Kelp Forest Community Ecology

Science Center Objects

The near shore waters along the coast of southern California host one of the most productive marine ecosystems on earth: giant kelp forests. These complex environments provide habitat, food, and hiding places for more than 1,000 species of plants and animals, but are easily disturbed by both natural events and human activities. Strong storms, fluctuating water temperatures, coastal development, sedimentation, pollution, and, in particular, fishing can cause dramatic changes in kelp forest communities. WERC’s Dr. Kevin Lafferty is studying the biodiversity and renewable energy potential of the near shore environment to support resource agencies’ efforts to sustain healthy kelp forests and plan out sites for alternate energy.
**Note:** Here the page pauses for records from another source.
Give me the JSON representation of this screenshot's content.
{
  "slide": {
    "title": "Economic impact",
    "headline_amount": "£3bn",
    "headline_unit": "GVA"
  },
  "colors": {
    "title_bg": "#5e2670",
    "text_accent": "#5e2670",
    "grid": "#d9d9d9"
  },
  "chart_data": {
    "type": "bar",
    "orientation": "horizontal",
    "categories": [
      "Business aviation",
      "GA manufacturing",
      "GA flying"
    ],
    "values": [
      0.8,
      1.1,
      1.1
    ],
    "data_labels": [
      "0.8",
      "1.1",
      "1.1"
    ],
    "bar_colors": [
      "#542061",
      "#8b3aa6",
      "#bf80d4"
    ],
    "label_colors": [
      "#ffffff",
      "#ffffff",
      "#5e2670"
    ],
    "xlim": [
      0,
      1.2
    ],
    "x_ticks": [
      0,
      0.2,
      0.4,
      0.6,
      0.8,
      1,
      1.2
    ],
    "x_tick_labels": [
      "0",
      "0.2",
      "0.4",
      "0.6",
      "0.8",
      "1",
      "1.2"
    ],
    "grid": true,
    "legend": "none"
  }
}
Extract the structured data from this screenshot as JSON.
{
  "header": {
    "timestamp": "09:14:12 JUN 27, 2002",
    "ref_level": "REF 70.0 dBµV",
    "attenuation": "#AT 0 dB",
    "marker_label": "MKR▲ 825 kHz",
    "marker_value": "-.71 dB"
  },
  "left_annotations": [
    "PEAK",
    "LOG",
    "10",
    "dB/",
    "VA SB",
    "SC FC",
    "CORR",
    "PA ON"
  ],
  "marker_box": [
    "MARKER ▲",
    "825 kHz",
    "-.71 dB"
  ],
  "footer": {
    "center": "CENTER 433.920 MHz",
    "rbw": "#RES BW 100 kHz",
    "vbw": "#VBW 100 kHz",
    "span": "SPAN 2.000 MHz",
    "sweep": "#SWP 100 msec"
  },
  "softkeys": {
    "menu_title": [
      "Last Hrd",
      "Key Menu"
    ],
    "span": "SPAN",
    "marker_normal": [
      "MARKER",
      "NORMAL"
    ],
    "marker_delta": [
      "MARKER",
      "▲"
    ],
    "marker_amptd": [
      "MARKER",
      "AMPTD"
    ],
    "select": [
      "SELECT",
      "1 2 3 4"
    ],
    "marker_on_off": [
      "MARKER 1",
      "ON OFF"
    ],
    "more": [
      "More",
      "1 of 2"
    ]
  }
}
Monitoring Biodiversity in the Santa Barbara Channel

The Santa Barbara Channel, a stretch of sea just off the southern California coast, is incredibly diverse in wildlife and habitats. As such, its ecosystems have been the focus of separate monitoring efforts by government agencies, universities, and non-profit organizations interested in studying the health of the marine environment. Dr. Kevin Lafferty’s studies support the development of a Biodiversity Observation Network (BON) in the Channel, to link existing monitoring programs and answer major remaining questions about the Channel’s ecosystems. By connecting existing monitoring projects in the region, the BON will allow scientists to effectively cover the entire spectrum of the Channel’s biodiversity, from ecosystems to microbes. Partners include the University of California, Santa Barbara, the National Oceanic and Atmospheric Administration, and the Scripps Institution of Oceanography.

Predicting the Effects of Wave Energy Facilities on Nearshore Ecosystems

A photo of a diver installing a pressure sensor in nearshore waters.

A photo of a diver installing a pressure sensor, which will help detect wave energy at specific nearshore sites.

Wave energy conversion (WEC) devices extract potential energy from the rise and fall or surge of open ocean swells and convert it into energy for human use. As a result, wave energy decreases between the device and the shore. Dr. Kevin Lafferty is investigating the possible effects of reduced wave energy on species that live on nearshore reefs. For example, wave energy structures can cause environmental effects from noise, hazard, construction, anchoring, animal entanglement, turbulence, sedimentation, fouling, and reduction in wave height. Results from Dr. Lafferty’s studies can help the U.S. Bureau of Ocean Energy Management (BOEM) determine the degree to which WECs affect currents and other physical features of the marine environment. BOEM anticipates receiving applications for WEC devices on the Pacific Outer Continental Shelf in the coming years.